В ночь перед тем, как открыть огонь на политическом собрании, Лофнер снялся в красных стрингах и с «Глоком» в руке. Когда наутро таксист высаживал его у супермаркета, попросил разрешения пожать ему руку. А потом достал пистолет и начал убивать.

Это не мой мальчик.

Сидя в холодном люминесцентном свете, я поймал себя на том, что начинаю сердиться. Атмосфера этих помещений не запугала меня. Я смотрел в лицо смерти во всех ее проявлениях. Я врач и привык контролировать ситуацию. Мои решения спасали людям жизнь. Я не спасую перед правительственными чиновниками. Если Дэниел ранен, его обязаны лечить. Он американский гражданин, у него есть права. Я жалел, что не позвонил своему адвокату, Мюррею Берману. Дэниелу немедленно нужен защитник. Я достал телефон, начал набирать номер. Дверь открылась. С Мойерсом и Грином вошел пожилой человек в сером костюме. С крупными зубами, пожелтевшими от многолетнего курения.

– Мистер Аллен, меня зовут Клайд Дэвидсон. Я заместитель директора Секретной службы. Я пришел поговорить о вашем сыне.

– Я доктор Аллен.

– Конечно, доктор Аллен.

– Мне сказали, что сын ранен. Заявляю для протокола: я не отвечу ни на один вопрос, пока не буду уверен, что ему оказана помощь.

Дэвидсон сел, расправив складки штанин. Он был тяжеловесный, с короткими седыми волосами. В его возрасте следовало больше двигаться, сбросить вес. И немедленно бросить курить. После пятидесяти начинаются проблемы с сердцем: кровь в артериях тромбируется, резко возрастает угроза инсульта и инфаркта.

– Доктор Аллен, все произошло слишком быстро.
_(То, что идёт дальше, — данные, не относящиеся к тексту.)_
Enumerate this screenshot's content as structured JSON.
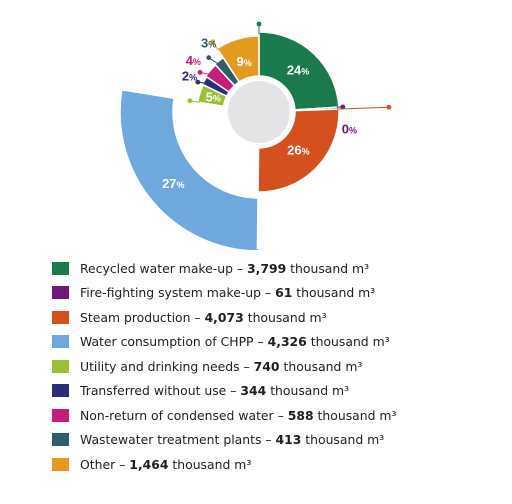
{
  "chart_data": {
    "type": "pie",
    "variant": "exploded-donut",
    "unit": "thousand m³",
    "slices": [
      {
        "label": "Recycled water make-up",
        "value": 3799,
        "percent_label": "24",
        "color": "#1b7a4c"
      },
      {
        "label": "Fire-fighting system make-up",
        "value": 61,
        "percent_label": "0",
        "color": "#6e1a78"
      },
      {
        "label": "Steam production",
        "value": 4073,
        "percent_label": "26",
        "color": "#d4501f"
      },
      {
        "label": "Water consumption of CHPP",
        "value": 4326,
        "percent_label": "27",
        "color": "#6fa8dc"
      },
      {
        "label": "Utility and drinking needs",
        "value": 740,
        "percent_label": "5",
        "color": "#9bbf35"
      },
      {
        "label": "Transferred without use",
        "value": 344,
        "percent_label": "2",
        "color": "#2b2c7a"
      },
      {
        "label": "Non-return of condensed water",
        "value": 588,
        "percent_label": "4",
        "color": "#c91b7b"
      },
      {
        "label": "Wastewater treatment plants",
        "value": 413,
        "percent_label": "3",
        "color": "#2f5e6b"
      },
      {
        "label": "Other",
        "value": 1464,
        "percent_label": "9",
        "color": "#e39a1f"
      }
    ],
    "percent_sign": "%",
    "legend_position": "bottom",
    "legend_items": [
      {
        "pre": "Recycled water make-up – ",
        "bold": "3,799",
        "post": " thousand m³",
        "color": "#1b7a4c"
      },
      {
        "pre": "Fire-fighting system make-up – ",
        "bold": "61",
        "post": " thousand m³",
        "color": "#6e1a78"
      },
      {
        "pre": "Steam production – ",
        "bold": "4,073",
        "post": " thousand m³",
        "color": "#d4501f"
      },
      {
        "pre": "Water consumption of CHPP – ",
        "bold": "4,326",
        "post": " thousand m³",
        "color": "#6fa8dc"
      },
      {
        "pre": "Utility and drinking needs – ",
        "bold": "740",
        "post": " thousand m³",
        "color": "#9bbf35"
      },
      {
        "pre": "Transferred without use – ",
        "bold": "344",
        "post": " thousand m³",
        "color": "#2b2c7a"
      },
      {
        "pre": "Non-return of condensed water – ",
        "bold": "588",
        "post": " thousand m³",
        "color": "#c91b7b"
      },
      {
        "pre": "Wastewater treatment plants – ",
        "bold": "413",
        "post": " thousand m³",
        "color": "#2f5e6b"
      },
      {
        "pre": "Other – ",
        "bold": "1,464",
        "post": " thousand m³",
        "color": "#e39a1f"
      }
    ]
  }
}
Думаю, нам обоим нужно глубоко подышать.

Я рассматривал его, как интерна, только со студенческой скамьи.

– Мне сказали: ранен в бедро. Как о мелочи. Но пуля буквально сминает ткани. Пуля большого калибра могла порвать бедренную артерию. Малого калибра – срикошетив от кости, уйти в таз и нижнюю часть живота.
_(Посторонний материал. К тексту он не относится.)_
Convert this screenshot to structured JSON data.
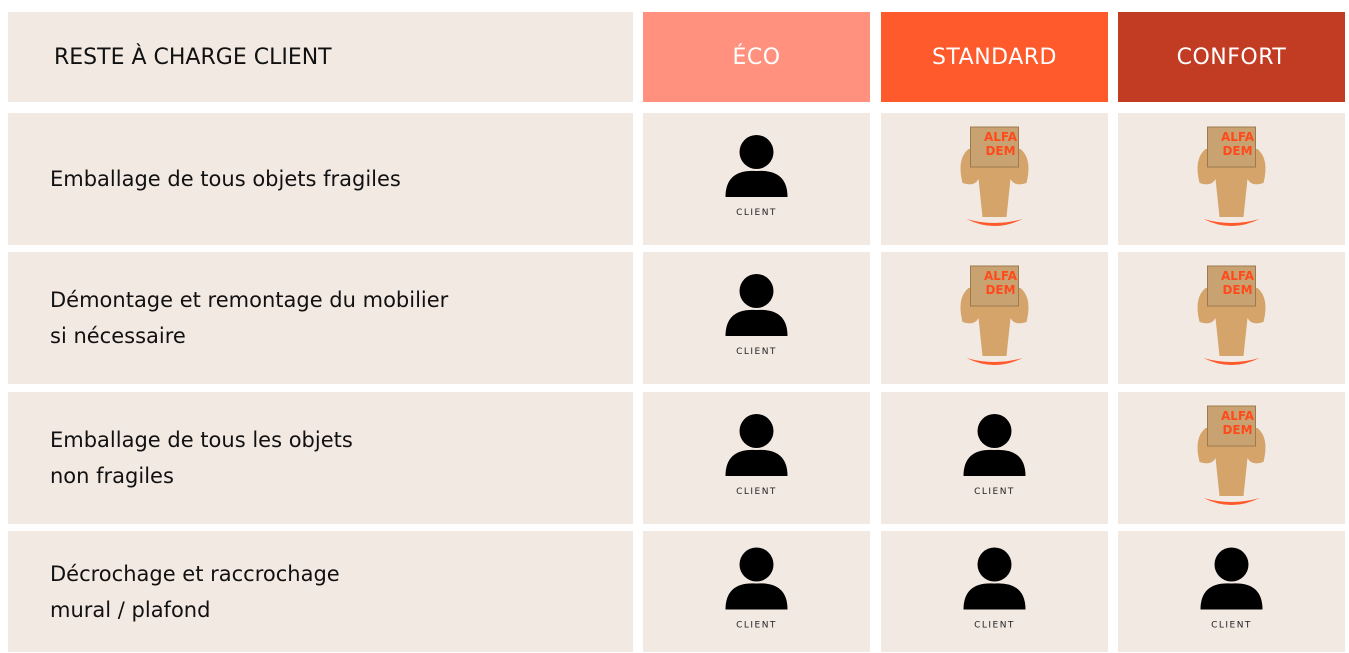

Дэвидсон оглянулся на Мойерса. Тот кивнул и заговорил себе в запястье. Дэвид выставил перед собой ладони – жест, изображающий великодушие.
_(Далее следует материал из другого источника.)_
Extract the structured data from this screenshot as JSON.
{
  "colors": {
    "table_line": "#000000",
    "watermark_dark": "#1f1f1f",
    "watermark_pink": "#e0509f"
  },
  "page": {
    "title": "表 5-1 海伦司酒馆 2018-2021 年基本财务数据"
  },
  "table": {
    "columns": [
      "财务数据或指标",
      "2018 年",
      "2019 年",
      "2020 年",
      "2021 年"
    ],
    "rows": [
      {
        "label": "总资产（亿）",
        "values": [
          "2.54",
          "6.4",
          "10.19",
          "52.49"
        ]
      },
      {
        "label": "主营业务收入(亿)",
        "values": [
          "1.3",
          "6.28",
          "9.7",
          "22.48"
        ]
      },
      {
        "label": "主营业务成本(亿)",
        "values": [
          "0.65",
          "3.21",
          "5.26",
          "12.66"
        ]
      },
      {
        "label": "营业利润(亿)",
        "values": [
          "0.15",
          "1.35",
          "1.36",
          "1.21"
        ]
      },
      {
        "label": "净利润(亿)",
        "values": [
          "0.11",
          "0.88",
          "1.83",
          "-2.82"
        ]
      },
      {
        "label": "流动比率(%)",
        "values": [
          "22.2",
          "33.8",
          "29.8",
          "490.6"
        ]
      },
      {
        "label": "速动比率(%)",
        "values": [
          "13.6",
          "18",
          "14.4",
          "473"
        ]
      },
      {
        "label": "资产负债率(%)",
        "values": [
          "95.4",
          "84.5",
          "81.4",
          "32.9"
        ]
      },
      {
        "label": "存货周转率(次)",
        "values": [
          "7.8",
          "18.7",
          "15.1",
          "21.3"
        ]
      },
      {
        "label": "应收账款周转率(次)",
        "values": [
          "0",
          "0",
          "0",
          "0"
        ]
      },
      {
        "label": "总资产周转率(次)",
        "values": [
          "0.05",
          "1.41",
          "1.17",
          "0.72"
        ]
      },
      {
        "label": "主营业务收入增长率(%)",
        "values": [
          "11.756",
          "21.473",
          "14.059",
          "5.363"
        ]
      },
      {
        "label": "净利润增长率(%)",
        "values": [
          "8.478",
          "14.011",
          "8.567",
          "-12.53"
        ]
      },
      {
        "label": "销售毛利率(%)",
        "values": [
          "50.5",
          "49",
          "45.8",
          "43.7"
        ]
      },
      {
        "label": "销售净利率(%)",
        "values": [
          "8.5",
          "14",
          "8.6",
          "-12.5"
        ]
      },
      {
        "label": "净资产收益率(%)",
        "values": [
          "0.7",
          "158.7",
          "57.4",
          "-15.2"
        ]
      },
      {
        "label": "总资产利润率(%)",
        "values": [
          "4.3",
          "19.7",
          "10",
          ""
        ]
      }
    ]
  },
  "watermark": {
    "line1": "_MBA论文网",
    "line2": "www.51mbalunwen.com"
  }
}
– Вашему сыну немедленно окажут помощь, – сказал он.

– Я хочу говорить с его врачом.

Дэвидсон откинулся назад и скрестил ноги:

– Доктор Аллен, позвольте мне объяснить. Я за пятнадцать секунд могу связаться с президентом. Таков мой уровень полномочий. Когда я что-то приказываю, приказ исполняют.

Я подумал над его словами.

– Дэниел не мог этого сделать.

– У нас есть видео и фотографии. Его взяли с оружием в руках. Баллистические тесты и сравнение отпечатков еще проводятся, но вашего сына и так опознали с уверенностью.

– Ему нужен адвокат.

– Ему двадцать лет. Если он хочет получить адвоката, должен сказать сам.

Я чуть развалился на стуле, потер виски. До меня начинало доходить, что здесь я не властен и, в сущности, нигде не был властен. Контроль ситуации – иллюзия, игра ума. Если они не ошиблись, я создал жизнь, и эта жизнь отняла другую жизнь. Легкая тошнота, мучившая меня весь этот час, поднялась волной. Я стиснул зубы, сдерживая ее.

– Вы когда-нибудь слышали от сына имя Картер Аллен Кэш? – спросил Дэвидсон.

– Нет. Кто это?

– Так последние шесть месяцев называл себя ваш сын. Всех подробностей мы еще не знаем, но, кажется, он регистрировался под этим именем в мотелях Далласа в Техасе и Сакраменто в Калифорнии.

Картер Аллен Кэш. Имя как у исполнителя в стиле кантри.

– Мы называли его Дэниелом или Дэнни, – сказал я.

– Когда вы в последний раз разговаривали с сыном?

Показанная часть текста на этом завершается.